March 29, 2013
Caramel apple French toast is a decadent brunch dish for Easter. Apple bread is dipped in egg batter and pan fried until golden brown. Each slice is stuffed with a cream cheese apple filling that is flavored with toasted pecans, white chocolate, and apple wine. If that wasn't already over the top, the caramel apple French toast is served with maple cognac whipped cream.
Recipe Courtesy Tipsy Culinary Queen
Ingredients For Filling:
1/3 cup pecans, roughly chopped and toasted
1 cup apples, peeled and cut into small cubes (I used 1 Winesap and 1 Fuji apple)

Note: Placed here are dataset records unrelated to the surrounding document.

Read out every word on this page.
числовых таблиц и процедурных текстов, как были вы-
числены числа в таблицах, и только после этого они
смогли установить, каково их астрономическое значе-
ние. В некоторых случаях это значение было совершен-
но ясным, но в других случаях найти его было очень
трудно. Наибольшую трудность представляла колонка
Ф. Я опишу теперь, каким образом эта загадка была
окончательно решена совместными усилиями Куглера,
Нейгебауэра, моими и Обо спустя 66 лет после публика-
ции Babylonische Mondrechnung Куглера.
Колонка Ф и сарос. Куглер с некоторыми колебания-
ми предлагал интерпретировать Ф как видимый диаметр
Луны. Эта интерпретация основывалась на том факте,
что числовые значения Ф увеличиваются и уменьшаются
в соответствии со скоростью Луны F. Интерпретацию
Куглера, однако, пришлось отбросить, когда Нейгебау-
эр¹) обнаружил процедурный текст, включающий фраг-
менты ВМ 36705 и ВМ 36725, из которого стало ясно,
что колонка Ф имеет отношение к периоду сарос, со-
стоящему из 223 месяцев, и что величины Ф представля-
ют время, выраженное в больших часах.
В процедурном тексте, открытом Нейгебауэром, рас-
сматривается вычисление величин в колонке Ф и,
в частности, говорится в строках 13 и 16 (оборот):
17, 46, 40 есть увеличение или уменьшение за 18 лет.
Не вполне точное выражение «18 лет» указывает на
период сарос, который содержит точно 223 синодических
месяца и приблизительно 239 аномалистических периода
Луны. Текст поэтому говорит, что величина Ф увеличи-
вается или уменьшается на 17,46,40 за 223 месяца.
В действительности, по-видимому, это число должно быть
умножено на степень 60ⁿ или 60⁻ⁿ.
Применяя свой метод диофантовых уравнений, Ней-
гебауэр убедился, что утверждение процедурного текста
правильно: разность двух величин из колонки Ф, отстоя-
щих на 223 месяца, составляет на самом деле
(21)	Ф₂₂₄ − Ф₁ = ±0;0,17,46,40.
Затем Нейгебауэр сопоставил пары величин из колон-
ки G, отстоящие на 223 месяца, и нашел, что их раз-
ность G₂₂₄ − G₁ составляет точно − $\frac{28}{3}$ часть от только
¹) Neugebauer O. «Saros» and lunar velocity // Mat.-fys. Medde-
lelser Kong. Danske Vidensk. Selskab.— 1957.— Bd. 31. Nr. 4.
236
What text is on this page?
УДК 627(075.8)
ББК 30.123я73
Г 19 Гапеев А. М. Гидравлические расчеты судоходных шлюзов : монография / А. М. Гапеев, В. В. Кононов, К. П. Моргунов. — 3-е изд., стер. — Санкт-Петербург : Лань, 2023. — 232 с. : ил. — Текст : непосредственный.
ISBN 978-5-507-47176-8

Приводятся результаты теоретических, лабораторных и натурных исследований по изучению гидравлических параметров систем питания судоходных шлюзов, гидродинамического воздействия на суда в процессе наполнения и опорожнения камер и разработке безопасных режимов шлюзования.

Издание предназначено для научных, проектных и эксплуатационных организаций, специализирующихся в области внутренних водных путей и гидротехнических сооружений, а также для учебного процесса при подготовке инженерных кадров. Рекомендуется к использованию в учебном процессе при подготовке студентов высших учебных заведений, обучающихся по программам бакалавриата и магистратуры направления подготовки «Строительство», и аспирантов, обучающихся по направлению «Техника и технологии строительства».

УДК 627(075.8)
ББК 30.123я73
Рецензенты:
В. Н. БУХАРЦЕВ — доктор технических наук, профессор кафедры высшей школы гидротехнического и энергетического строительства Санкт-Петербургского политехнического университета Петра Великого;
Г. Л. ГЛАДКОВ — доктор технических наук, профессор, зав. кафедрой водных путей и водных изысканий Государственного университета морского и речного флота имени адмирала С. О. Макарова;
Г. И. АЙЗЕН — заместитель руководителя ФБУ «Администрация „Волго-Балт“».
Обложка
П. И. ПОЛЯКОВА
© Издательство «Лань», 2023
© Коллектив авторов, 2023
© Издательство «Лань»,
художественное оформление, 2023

1/2 cup Chateau Morrisette Sweet Mountain Apple Wine
1/2 cup plus 2 tablespoons cream cheese, softened
2 tablespoons white chocolate
1 teaspoon lemon zest
pinch of salt
8 slices Pepperidge Farm caramel apple bread
1 tablespoon butter
Ingredients For Egg And Cream Coating:
3 eggs
1/2 cup heavy cream
1/2 teaspoon maple extract
1 teaspoon vanilla extract
1/2 teaspoon cinnamon
pinch of salt
Ingredients For Maple Cognac Whipped Cream:
1 cup heavy cream
1 teaspoon powdered sugar
1 tablespoon plus 1 teaspoon maple syrup
1 tablespoon Cognac
maple syrup or caramel for additional toppings (optional)
Directions:
Directions For Filling:
Preheat oven to 300 degrees.
Chop pecans and place on a baking sheet. Toast for 8 minutes. Remove and let cool.
Pour wine over apples and soak.
Mix remaining ingredients.
If you have time let fruit soak for 30 minutes.
Then drain well onto a cloth or paper towel to remove access liquid.
Stir into cream cheese mixture and refrigerate while you prepare everything else.
Directions For Eggs and Cream:
Whisk everything together in a bowl. Set aside.
Directions For Whipped Cream:
Refrigerate a mixing bowl and beaters as this helps cream to come together faster and better
Whip heavy cream on medium, then high until soft peaks form.
Add remaining items and continue beating until you have beautiful fluffy homemade whipped topping. Be careful not to beat too long or it will turn into butter.
Refrigerate.
Putting It All Together:
Heat butter in a large skillet on medium.
Lay out slices of bread.
Distribute filling between 4 slices of the bread.
Top each with remaining slice.
Dip into egg batter and place into hot pan.
Cook until lightly browned on each side, approximately 4 to 5 minutes.
Cut into triangles or squares.
Spoon whipped cream over each section. This cream is not super sweet. If you want even more decadence, drizzle with maple syrup or caramel.